Advogado é elo ainda mais sinistro entre Bolsonaro e Queiroz
Além de abrigar um foragido visceralmente ligado aos crimes atribuídos aos filhos de Bolsonaro, Wassef transitava à vontade no entorno presidencial
Publicado 18/06/2020 13:47 | Editado 19/06/2020 13:26
Não é mera coincidência o fato de que o desaparecido Fabrício Queiroz estivesse foragido num imóvel em Atibaia (SP) que pertence a Frederick Wassef, advogado da família de Jair Bolsonaro. Segundo a jornalista Thaís Oyama, autora de Tormenta, o Governo Bolsonaro – Crises, Intrigas e Segredos, Wassef não é apenas um prestador de serviços para o clã.

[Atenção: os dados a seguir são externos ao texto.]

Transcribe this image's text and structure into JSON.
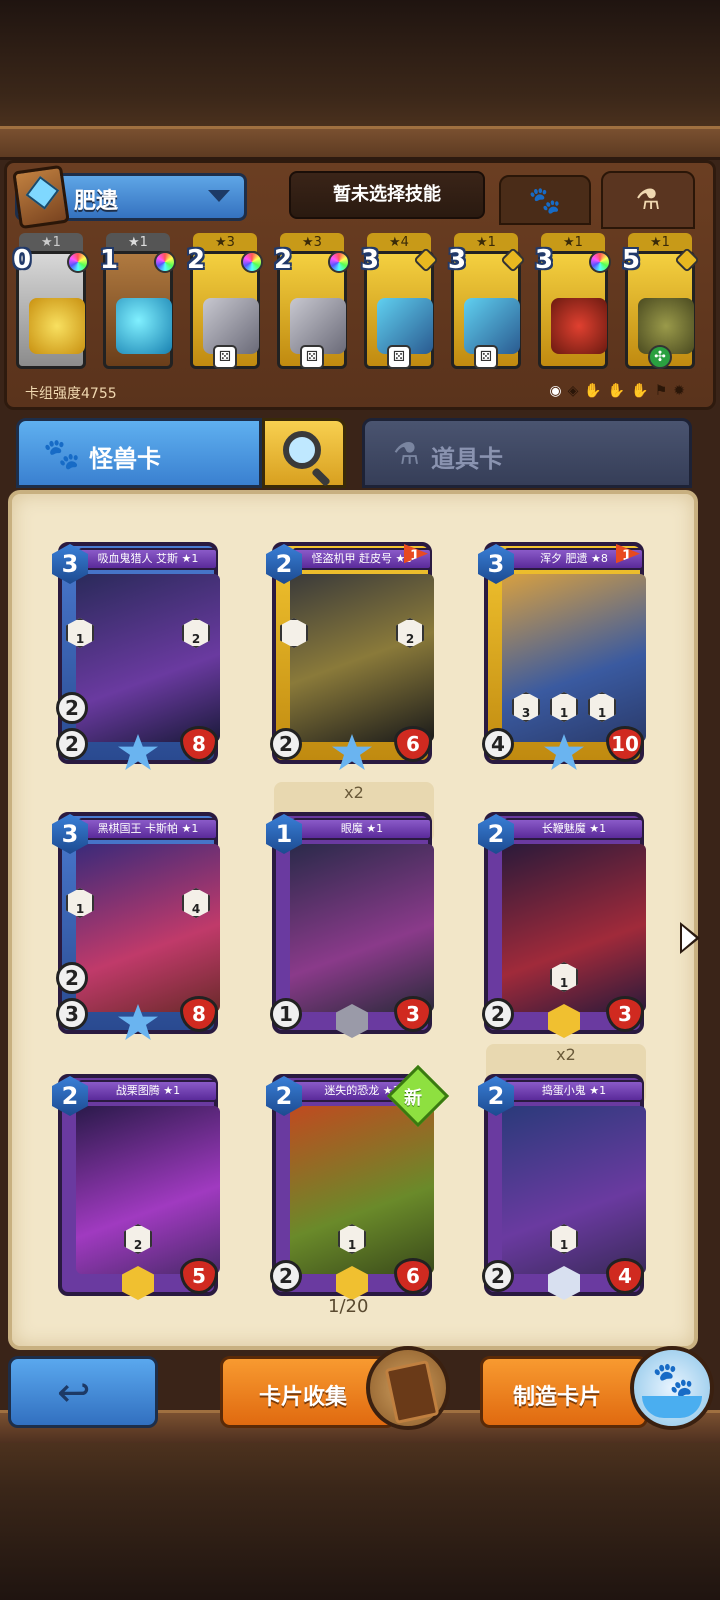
{
  "deck": {
    "name": "肥遗",
    "skill_label": "暂未选择技能",
    "power_label": "卡组强度4755",
    "tabs": [
      {
        "icon": "paw-icon",
        "label": ""
      },
      {
        "icon": "potion-icon",
        "label": ""
      }
    ],
    "cards": [
      {
        "stars": "★1",
        "cost": "0",
        "frame": "grey",
        "art": "gold-coin",
        "gem": "rainbow",
        "die": ""
      },
      {
        "stars": "★1",
        "cost": "1",
        "frame": "brown",
        "art": "blue-egg",
        "gem": "rainbow",
        "die": ""
      },
      {
        "stars": "★3",
        "cost": "2",
        "frame": "gold",
        "art": "trap",
        "gem": "rainbow",
        "die": "⚄"
      },
      {
        "stars": "★3",
        "cost": "2",
        "frame": "gold",
        "art": "trap",
        "gem": "rainbow",
        "die": "⚄"
      },
      {
        "stars": "★4",
        "cost": "3",
        "frame": "gold",
        "art": "blue-blades",
        "gem": "gold",
        "die": "⚄"
      },
      {
        "stars": "★1",
        "cost": "3",
        "frame": "gold",
        "art": "blue-blades",
        "gem": "gold",
        "die": "⚄"
      },
      {
        "stars": "★1",
        "cost": "3",
        "frame": "gold",
        "art": "demon-mask",
        "gem": "rainbow",
        "die": ""
      },
      {
        "stars": "★1",
        "cost": "5",
        "frame": "gold",
        "art": "green-beast",
        "gem": "gold",
        "die": "✣"
      }
    ],
    "filters": [
      "◉",
      "◈",
      "✋",
      "✋",
      "✋",
      "⚑",
      "✹"
    ]
  },
  "tabs": {
    "monster": "怪兽卡",
    "item": "道具卡"
  },
  "cards": [
    {
      "name": "吸血鬼猎人 艾斯 ★1",
      "cost": "3",
      "atk": "2",
      "def": "2",
      "hp": "8",
      "frame": "blue",
      "rank": "star",
      "flag": "",
      "copies": "",
      "new": false,
      "abilities": [
        "1",
        "2"
      ]
    },
    {
      "name": "怪盗机甲 赶皮号 ★3",
      "cost": "2",
      "atk": "",
      "def": "2",
      "hp": "6",
      "frame": "gold",
      "rank": "star",
      "flag": "1",
      "copies": "",
      "new": false,
      "abilities": [
        "",
        "2"
      ]
    },
    {
      "name": "浑夕 肥遗 ★8",
      "cost": "3",
      "atk": "",
      "def": "4",
      "hp": "10",
      "frame": "gold",
      "rank": "star",
      "flag": "1",
      "copies": "",
      "new": false,
      "abilities": [
        "3",
        "1",
        "1"
      ]
    },
    {
      "name": "黑棋国王 卡斯帕 ★1",
      "cost": "3",
      "atk": "2",
      "def": "3",
      "hp": "8",
      "frame": "blue",
      "rank": "star",
      "flag": "",
      "copies": "",
      "new": false,
      "abilities": [
        "1",
        "4"
      ]
    },
    {
      "name": "眼魔 ★1",
      "cost": "1",
      "atk": "",
      "def": "1",
      "hp": "3",
      "frame": "purple",
      "rank": "grey",
      "flag": "",
      "copies": "x2",
      "new": false,
      "abilities": []
    },
    {
      "name": "长鞭魅魔 ★1",
      "cost": "2",
      "atk": "",
      "def": "2",
      "hp": "3",
      "frame": "purple",
      "rank": "gold",
      "flag": "",
      "copies": "",
      "new": false,
      "abilities": [
        "1"
      ]
    },
    {
      "name": "战栗图腾 ★1",
      "cost": "2",
      "atk": "",
      "def": "",
      "hp": "5",
      "frame": "purple",
      "rank": "gold",
      "flag": "",
      "copies": "",
      "new": false,
      "abilities": [
        "2"
      ]
    },
    {
      "name": "迷失的恐龙 ★1",
      "cost": "2",
      "atk": "",
      "def": "2",
      "hp": "6",
      "frame": "purple",
      "rank": "gold",
      "flag": "",
      "copies": "",
      "new": true,
      "new_label": "新",
      "abilities": [
        "1"
      ]
    },
    {
      "name": "捣蛋小鬼 ★1",
      "cost": "2",
      "atk": "",
      "def": "2",
      "hp": "4",
      "frame": "purple",
      "rank": "silver",
      "flag": "",
      "copies": "x2",
      "new": false,
      "abilities": [
        "1"
      ]
    }
  ],
  "pagination": "1/20",
  "buttons": {
    "back": "↩",
    "collect": "卡片收集",
    "craft": "制造卡片"
  },
  "colors": {
    "blue_tab": "#3a80d0",
    "orange_button": "#e06a10",
    "book_page": "#f2e6c8",
    "card_purple": "#6a3aa0",
    "card_gold": "#c08a10"
  }
}
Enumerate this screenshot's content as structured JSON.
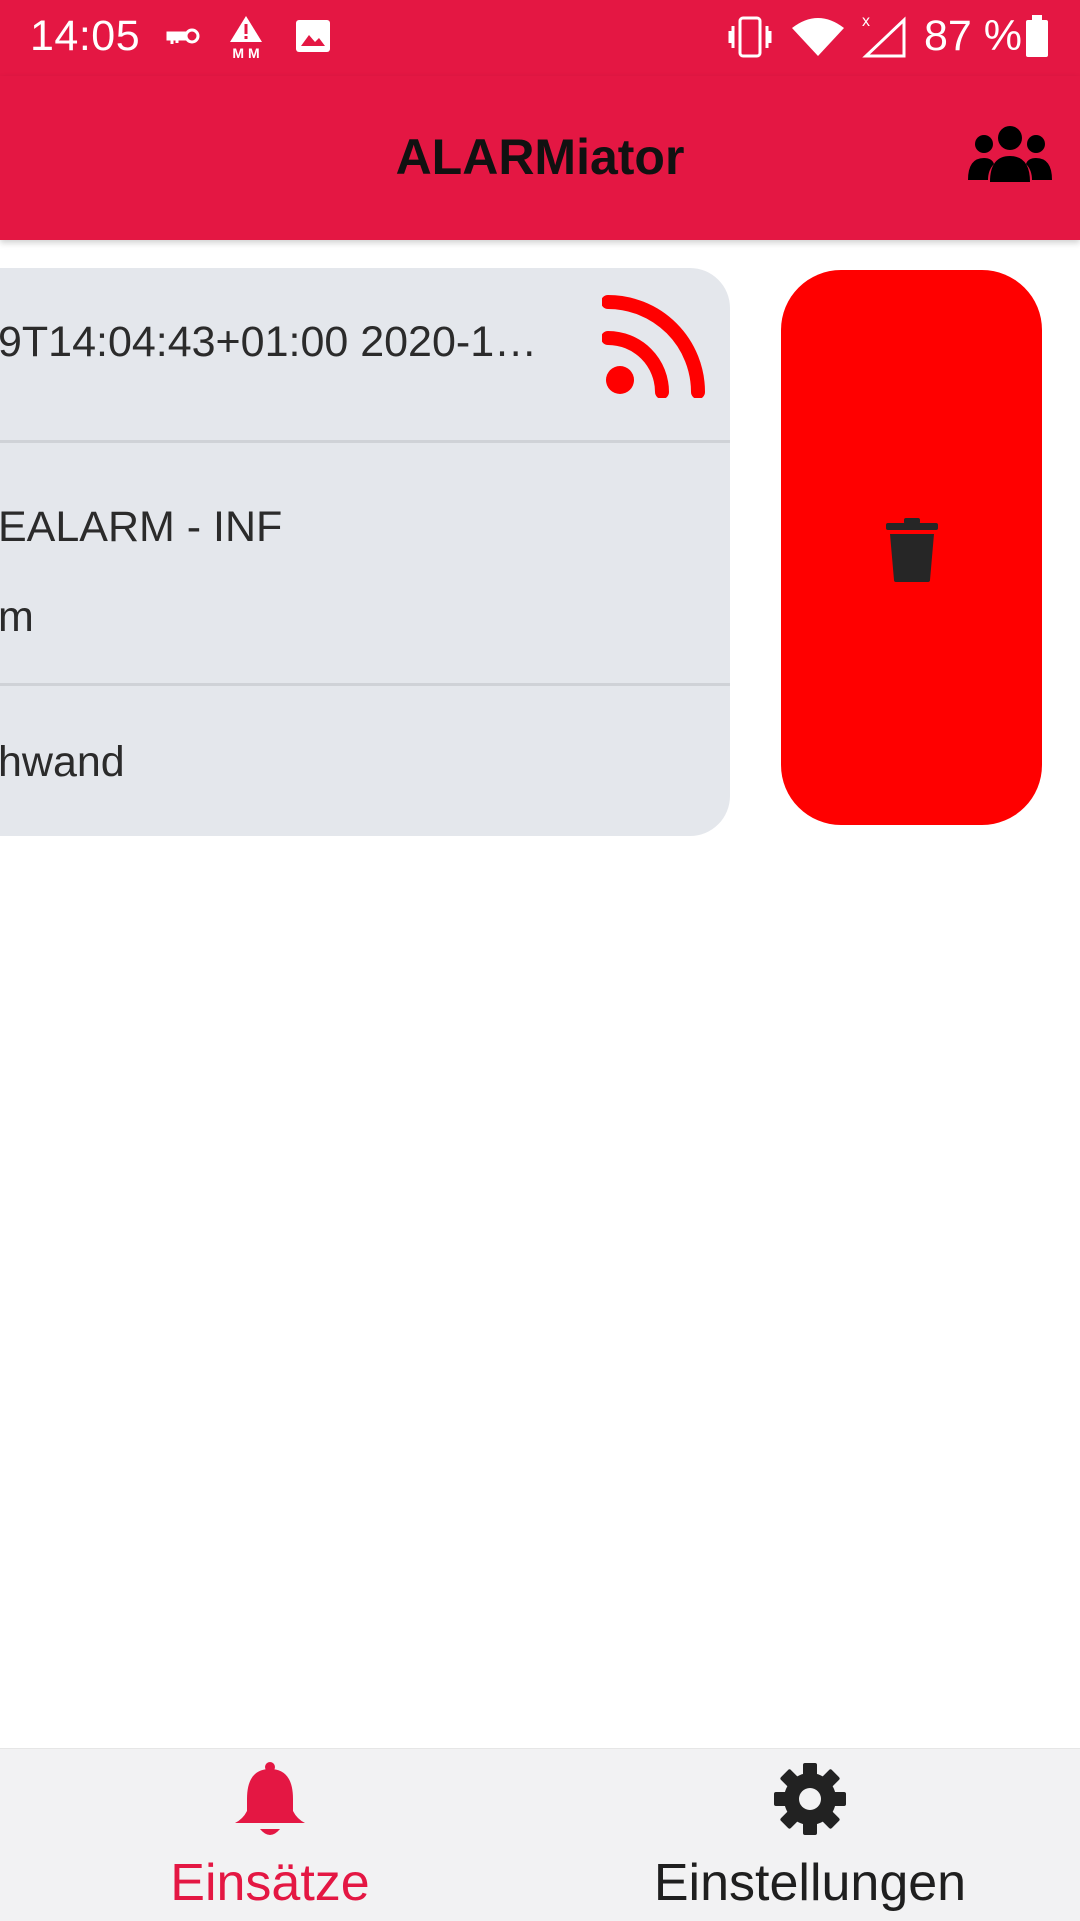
{
  "status_bar": {
    "time": "14:05",
    "battery_text": "87 %",
    "icons": [
      "key-icon",
      "warning-mm-icon",
      "image-icon",
      "vibrate-icon",
      "wifi-icon",
      "signal-icon",
      "battery-icon"
    ]
  },
  "app_bar": {
    "title": "ALARMiator",
    "action_icon": "group-icon"
  },
  "alarm_card": {
    "timestamp": "9T14:04:43+01:00 2020-12-…",
    "feed_icon": "rss-icon",
    "alarm_type": "EALARM - INF",
    "alarm_detail": "m",
    "location": "hwand"
  },
  "swipe_action": {
    "icon": "trash-icon"
  },
  "bottom_nav": {
    "items": [
      {
        "label": "Einsätze",
        "icon": "bell-icon",
        "active": true
      },
      {
        "label": "Einstellungen",
        "icon": "gear-icon",
        "active": false
      }
    ]
  },
  "colors": {
    "primary": "#e41743",
    "delete": "#ff0000",
    "card": "#e4e7ec",
    "nav_background": "#f2f2f3"
  }
}
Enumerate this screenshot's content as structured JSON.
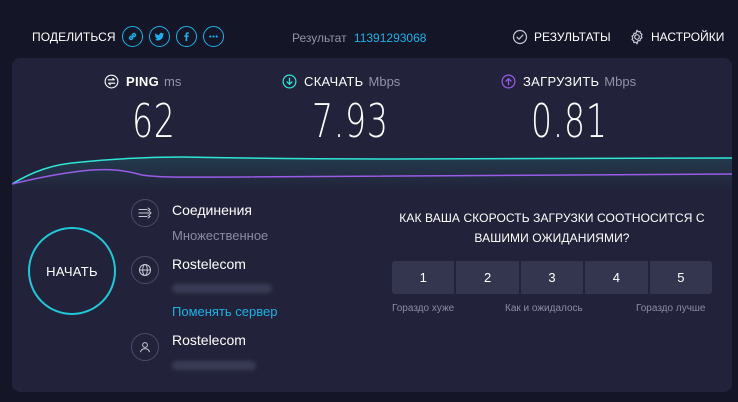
{
  "header": {
    "share_label": "ПОДЕЛИТЬСЯ",
    "share_buttons": [
      "link-icon",
      "twitter-icon",
      "facebook-icon",
      "more-icon"
    ],
    "result_label": "Результат",
    "result_id": "11391293068",
    "results_label": "РЕЗУЛЬТАТЫ",
    "settings_label": "НАСТРОЙКИ"
  },
  "metrics": {
    "ping": {
      "name": "PING",
      "unit": "ms",
      "value": "62",
      "icon": "ping-icon"
    },
    "download": {
      "name": "СКАЧАТЬ",
      "unit": "Mbps",
      "value": "7.93",
      "icon": "download-icon"
    },
    "upload": {
      "name": "ЗАГРУЗИТЬ",
      "unit": "Mbps",
      "value": "0.81",
      "icon": "upload-icon"
    }
  },
  "start_label": "НАЧАТЬ",
  "server": {
    "connections_title": "Соединения",
    "connections_value": "Множественное",
    "isp_name": "Rostelecom",
    "change_server": "Поменять сервер",
    "host_name": "Rostelecom"
  },
  "survey": {
    "question": "КАК ВАША СКОРОСТЬ ЗАГРУЗКИ СООТНОСИТСЯ С ВАШИМИ ОЖИДАНИЯМИ?",
    "options": [
      "1",
      "2",
      "3",
      "4",
      "5"
    ],
    "label_low": "Гораздо хуже",
    "label_mid": "Как и ожидалось",
    "label_high": "Гораздо лучше"
  },
  "colors": {
    "background": "#141526",
    "panel": "#22233a",
    "accent_cyan": "#1ab2e8",
    "download_line": "#2ee6d6",
    "upload_line": "#9a5be8"
  }
}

Ele próprio se apresentava como o responsável pelo projeto político que levou um parlamentar improdutivo e extremado à Presidência da República. “Não só fui o primeiro a acreditar no Bolsonaro – mas também fui o primeiro a colocar na cabeça dele a ideia de concorrer à Presidência”, costumava gabar-se o advogado.
Do ponto de vista político, Wassef é um ultradireitista. Na casa de sua propriedade onde Queiroz foi encontrado, havia uma faixa com referência ao AI-5 (Ato Institucional Número 5), o “golpe dentro do golpe”, implantado em 1968, sob a ditadura militar brasileira, para endurecer ainda mais o regime. O advogado colecionava também bonecos do filme Scarface (1983), que conta a vida criminosa e errática do mafioso Tony Montana à frente do tráfico em Miami (EUA).
Thaís Oyama – que ajudou a dissecar os bastidores da eleição de Bolsonaro e de seu primeiro ano no Planalto – afirma que Wassef, mais do que advogado, “é pessoa de extrema confiança da família (…). Além de representar Flávio em processos, ele atua no caso da facada do presidente Jair Bolsonaro, que sofreu um atentado na campanha presidencial”.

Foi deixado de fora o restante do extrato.